There is a charming old phrase in Scots law that human remains have the “right of sepulchre” and a wonderfully resonant 1824 judgment: “No-one has a right to break up the ground of interment to the remotest period of time. There the dust must for ever remain.”

I like that. It should be scratched into the metal maw of every excavator. Of course we must have more roads, more railways, more space in which to build homes and shops, but the idea that we have to disturb graves in order to do so should at least give us uneasy pause.

After all, we are running out of burial space in Scotland and the rest of the UK. The solution, according to the Institute of Cemetery and Crematorium Management, is to reuse abandoned graves a minimum of 75 years after the last body was laid to rest.
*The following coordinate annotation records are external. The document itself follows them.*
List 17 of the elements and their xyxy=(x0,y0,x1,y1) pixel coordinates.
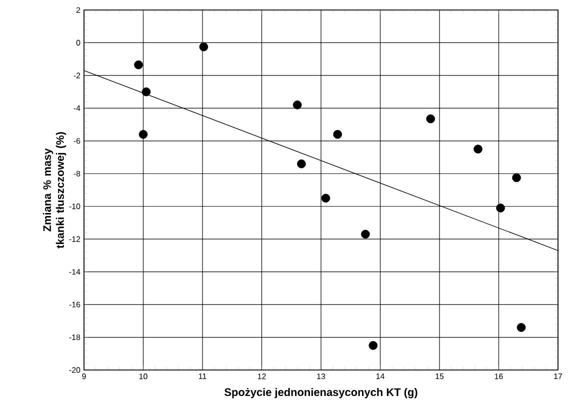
point xyxy=(368,341,378,350)
point xyxy=(496,204,505,212)
y-axis-title: Zmiana % masy tkanki tłuszczowej (%) xyxy=(42,132,66,248)
point xyxy=(321,194,330,203)
point xyxy=(138,130,148,139)
point xyxy=(134,60,143,70)
point xyxy=(474,144,482,154)
point xyxy=(292,100,302,110)
point xyxy=(199,42,208,52)
point xyxy=(142,87,151,96)
x-axis-title: Spożycie jednonienasyconych KT (g) xyxy=(224,388,418,398)
point xyxy=(512,173,521,182)
point xyxy=(333,130,342,139)
point xyxy=(361,230,370,239)
point xyxy=(297,159,306,168)
point xyxy=(426,114,436,124)
point xyxy=(516,323,526,332)
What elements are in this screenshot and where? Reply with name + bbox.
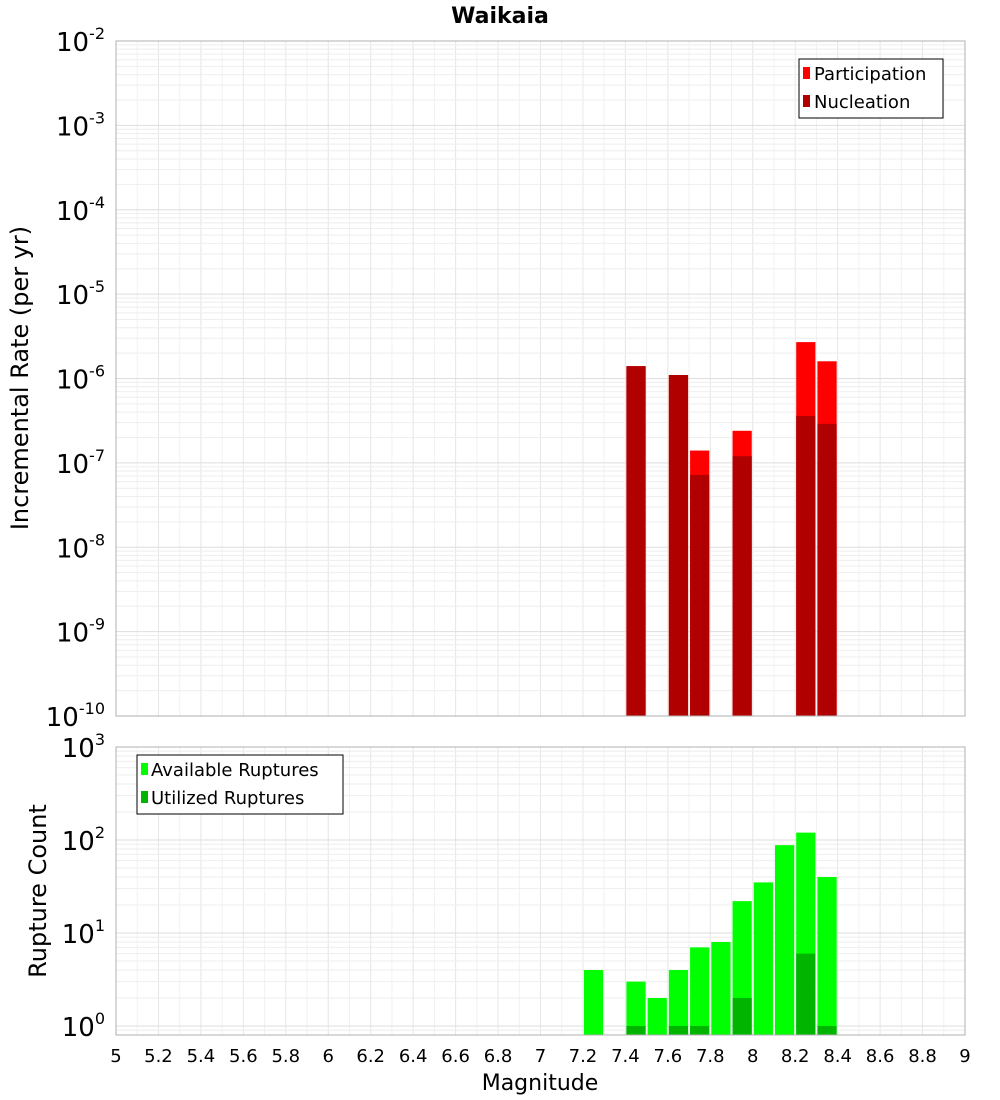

It might, before too long, be you and I who find ourselves playing Yorick.

Hide Ad
Hide Ad

Recently, I took my sons, age seven and 11, to the British Museum. We admired the Lewis Chessmen, the Elgin Marbles, and all the other stuff that shouldn’t be there, and then we had a look at Lindow Man. He was killed in the north-west of England some time between 2BC and AD119 and discovered in 1984, the same year as my grandfather found that grave in the Blair Drummond dirt. Preserved, stained and flattened by the peat in which he lay, Lindow Man appears bark-skinned, mulch-boned, autumn made flesh. The children were upset, but not by his frightening looks, I don’t think; rather by an instinct that here was a face not meant to be seen, much less kept behind glass and photographed by tourists.

Like an old tooth in a boy’s palm, it just felt wrong. So I took their hands and we moved on quickly to the gift shop.